After migrants were forced into the seas on Thursday, the IOM counted five bodies. “Fifty are still missing from this incident, so 55 are presumed dead,” IOM spokeswoman Olivia Headon told Reuters.

“It may be the start of a new trend,” she said. “They drop them near the shore and turn around and get more.”

IOM officials spoke to 25 of the latest survivors, many in need of medical assistance and counselling support, she said.

“These people are really thin. There is an ongoing drought situation in Somalia and Ethiopia. Some may not have had much strength to make it alive to the shore,” she added.
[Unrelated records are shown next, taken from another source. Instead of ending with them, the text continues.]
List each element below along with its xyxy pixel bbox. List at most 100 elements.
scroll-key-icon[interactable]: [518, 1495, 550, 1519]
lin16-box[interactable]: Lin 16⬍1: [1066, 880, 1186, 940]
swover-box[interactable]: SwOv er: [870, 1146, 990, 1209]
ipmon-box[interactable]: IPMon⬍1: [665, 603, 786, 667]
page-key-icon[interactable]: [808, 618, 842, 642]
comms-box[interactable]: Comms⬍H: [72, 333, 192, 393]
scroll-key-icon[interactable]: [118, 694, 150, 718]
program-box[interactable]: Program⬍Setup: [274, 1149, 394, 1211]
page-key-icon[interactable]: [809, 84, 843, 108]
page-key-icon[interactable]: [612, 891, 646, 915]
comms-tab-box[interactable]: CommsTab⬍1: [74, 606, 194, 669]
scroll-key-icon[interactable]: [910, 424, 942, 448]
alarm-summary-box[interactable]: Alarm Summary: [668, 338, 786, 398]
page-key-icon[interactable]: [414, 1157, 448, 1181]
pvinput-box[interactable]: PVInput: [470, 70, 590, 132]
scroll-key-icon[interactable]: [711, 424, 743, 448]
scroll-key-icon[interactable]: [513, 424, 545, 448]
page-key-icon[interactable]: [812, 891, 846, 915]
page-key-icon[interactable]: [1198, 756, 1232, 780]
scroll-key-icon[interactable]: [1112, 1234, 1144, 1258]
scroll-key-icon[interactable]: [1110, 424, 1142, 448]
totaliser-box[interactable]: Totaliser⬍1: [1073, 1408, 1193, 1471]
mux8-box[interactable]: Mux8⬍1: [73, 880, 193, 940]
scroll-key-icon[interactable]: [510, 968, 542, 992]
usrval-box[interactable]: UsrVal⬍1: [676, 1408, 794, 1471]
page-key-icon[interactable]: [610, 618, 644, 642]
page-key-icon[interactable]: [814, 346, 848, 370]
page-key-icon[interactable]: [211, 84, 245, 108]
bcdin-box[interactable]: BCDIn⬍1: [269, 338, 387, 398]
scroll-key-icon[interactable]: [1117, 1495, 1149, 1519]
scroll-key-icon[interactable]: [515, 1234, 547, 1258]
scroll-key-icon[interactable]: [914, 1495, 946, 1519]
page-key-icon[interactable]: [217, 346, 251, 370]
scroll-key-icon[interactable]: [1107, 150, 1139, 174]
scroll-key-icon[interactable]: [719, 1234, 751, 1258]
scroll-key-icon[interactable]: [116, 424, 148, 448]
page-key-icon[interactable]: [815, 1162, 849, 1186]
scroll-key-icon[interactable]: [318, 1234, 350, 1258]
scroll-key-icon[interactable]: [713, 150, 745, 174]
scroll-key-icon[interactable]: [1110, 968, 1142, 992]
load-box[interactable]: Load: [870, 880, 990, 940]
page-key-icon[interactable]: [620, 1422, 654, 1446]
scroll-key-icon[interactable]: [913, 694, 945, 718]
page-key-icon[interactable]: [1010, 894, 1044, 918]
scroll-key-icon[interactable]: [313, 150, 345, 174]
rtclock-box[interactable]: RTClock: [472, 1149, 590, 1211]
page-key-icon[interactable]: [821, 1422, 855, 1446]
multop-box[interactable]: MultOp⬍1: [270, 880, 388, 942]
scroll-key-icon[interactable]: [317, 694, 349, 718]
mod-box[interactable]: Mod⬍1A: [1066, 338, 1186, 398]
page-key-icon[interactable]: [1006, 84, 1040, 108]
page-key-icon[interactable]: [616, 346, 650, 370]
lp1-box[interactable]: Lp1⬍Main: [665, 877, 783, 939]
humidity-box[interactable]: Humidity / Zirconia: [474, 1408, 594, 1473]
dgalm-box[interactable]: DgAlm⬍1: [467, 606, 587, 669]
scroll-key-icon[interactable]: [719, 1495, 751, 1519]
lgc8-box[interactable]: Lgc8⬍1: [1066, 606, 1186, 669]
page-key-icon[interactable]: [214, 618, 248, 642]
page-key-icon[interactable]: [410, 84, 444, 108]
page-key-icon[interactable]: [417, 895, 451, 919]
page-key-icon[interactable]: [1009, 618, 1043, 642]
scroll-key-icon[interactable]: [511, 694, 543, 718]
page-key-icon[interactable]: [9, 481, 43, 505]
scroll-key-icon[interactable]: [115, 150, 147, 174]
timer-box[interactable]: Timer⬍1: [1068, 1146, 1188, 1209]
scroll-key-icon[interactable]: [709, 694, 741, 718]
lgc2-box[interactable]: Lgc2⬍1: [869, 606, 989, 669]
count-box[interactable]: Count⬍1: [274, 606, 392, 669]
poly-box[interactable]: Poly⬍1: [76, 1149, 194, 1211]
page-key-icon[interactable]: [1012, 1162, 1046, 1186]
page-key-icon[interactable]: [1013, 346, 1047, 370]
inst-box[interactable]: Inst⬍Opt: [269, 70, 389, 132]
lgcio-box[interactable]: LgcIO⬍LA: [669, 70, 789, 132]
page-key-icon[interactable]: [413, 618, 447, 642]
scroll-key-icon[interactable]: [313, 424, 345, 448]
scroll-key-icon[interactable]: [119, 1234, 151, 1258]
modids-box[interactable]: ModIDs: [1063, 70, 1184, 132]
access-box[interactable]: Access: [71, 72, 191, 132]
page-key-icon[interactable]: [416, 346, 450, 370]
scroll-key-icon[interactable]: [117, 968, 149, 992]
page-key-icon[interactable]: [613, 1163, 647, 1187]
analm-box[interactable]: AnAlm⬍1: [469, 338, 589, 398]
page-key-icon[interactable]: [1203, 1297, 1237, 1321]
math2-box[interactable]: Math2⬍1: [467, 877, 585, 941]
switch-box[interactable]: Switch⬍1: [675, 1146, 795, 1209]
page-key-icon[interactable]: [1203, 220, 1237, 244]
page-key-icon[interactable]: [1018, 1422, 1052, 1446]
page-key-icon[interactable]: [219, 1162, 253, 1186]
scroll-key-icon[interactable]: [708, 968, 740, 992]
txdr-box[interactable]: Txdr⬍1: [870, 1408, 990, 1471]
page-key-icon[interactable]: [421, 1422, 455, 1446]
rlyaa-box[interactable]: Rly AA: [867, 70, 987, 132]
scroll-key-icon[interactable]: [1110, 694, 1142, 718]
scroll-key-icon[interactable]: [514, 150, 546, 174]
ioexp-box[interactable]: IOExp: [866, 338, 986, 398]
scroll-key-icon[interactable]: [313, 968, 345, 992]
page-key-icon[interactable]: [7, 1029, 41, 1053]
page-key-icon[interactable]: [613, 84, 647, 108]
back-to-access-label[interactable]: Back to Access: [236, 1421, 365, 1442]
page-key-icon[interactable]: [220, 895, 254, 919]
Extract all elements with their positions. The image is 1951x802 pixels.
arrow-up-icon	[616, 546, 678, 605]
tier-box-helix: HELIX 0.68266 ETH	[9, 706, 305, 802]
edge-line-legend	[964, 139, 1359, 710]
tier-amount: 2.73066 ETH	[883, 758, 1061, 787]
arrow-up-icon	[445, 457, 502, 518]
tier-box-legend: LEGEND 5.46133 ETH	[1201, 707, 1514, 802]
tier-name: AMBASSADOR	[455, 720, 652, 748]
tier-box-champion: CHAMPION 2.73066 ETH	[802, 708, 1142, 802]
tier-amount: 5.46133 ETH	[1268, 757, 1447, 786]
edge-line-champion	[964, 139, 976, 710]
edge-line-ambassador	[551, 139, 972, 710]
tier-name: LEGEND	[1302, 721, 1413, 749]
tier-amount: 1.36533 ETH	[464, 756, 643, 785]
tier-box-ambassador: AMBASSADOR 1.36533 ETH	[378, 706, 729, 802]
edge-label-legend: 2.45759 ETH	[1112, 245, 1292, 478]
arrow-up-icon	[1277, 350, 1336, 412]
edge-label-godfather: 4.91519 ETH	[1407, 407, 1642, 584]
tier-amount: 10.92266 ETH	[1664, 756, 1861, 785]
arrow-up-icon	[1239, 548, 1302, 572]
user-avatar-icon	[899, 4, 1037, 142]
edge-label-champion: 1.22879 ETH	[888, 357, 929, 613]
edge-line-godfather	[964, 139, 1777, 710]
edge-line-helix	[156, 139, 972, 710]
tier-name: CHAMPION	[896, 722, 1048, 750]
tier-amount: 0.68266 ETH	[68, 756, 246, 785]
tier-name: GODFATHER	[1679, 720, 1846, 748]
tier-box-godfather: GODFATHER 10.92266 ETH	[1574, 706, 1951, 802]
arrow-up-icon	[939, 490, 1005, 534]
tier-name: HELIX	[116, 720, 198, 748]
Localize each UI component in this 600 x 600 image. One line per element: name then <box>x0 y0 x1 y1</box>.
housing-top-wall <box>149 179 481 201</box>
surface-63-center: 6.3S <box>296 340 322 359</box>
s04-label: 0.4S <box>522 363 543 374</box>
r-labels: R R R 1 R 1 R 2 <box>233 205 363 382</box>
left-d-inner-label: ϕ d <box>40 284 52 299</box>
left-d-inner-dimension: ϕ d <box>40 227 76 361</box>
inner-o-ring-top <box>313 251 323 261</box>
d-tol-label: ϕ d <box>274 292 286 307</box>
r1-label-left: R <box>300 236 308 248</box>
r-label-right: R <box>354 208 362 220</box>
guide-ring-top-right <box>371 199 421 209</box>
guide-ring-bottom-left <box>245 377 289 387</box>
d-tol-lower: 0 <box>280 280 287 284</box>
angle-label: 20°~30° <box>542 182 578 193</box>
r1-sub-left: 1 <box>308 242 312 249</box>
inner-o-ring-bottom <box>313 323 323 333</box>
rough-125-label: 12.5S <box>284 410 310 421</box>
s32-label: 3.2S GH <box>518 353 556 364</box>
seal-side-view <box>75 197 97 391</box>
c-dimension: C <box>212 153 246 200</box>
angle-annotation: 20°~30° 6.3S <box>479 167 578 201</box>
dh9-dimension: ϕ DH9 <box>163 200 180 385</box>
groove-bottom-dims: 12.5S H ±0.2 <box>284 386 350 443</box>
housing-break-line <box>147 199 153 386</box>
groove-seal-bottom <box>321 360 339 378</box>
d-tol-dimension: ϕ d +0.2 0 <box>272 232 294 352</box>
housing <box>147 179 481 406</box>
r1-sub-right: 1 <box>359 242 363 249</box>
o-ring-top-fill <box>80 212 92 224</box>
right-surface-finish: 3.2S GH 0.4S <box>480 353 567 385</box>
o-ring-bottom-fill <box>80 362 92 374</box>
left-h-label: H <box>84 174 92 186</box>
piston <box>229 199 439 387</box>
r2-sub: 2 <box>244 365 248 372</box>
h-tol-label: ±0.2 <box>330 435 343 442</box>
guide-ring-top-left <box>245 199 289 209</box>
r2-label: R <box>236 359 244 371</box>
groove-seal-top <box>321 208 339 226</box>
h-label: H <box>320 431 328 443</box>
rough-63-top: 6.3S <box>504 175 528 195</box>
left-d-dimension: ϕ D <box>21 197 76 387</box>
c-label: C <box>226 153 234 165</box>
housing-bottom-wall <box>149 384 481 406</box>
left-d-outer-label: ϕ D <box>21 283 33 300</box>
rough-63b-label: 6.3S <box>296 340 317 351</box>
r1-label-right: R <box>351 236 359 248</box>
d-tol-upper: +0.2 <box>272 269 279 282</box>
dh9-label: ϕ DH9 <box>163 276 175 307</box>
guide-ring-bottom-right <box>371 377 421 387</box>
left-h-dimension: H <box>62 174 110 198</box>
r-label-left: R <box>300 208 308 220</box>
The migrants reported that 100 other survivors had already left the beach.

‘WAR DOESN’T STOP THEM’

Already this year 55,000 migrants have taken the hazardous route from the Horn of Africa to Yemen to seek opportunity in the Gulf region, IOM said. The majority of migrants are young males between the ages of 12 to 25 from Ethiopia, it says.

The route is popular because it is cheaper than others, but when they arrive migrants often fall victims to abuse.

Yemen itself is riven by a two-year civil war in which forces loyal to the Saudi-backed government are pitted against Iranian-backed Houthi rebels.

“It will continue to be a trend, the smugglers bring migrants; the Yemen war doesn’t stop them,” de Boeck said.

“Once they arrive though, there are other criminals waiting for them … they are trapped and tortured until their family pays.”

Rescue operations at sea and policing to clamp down on the situation are extremely limited in the region, he said.

“The difficulty is also that this is a criminal network which is organised not only in Yemen but also in Somalia, in Djibouti as well as Ethiopia,” he added.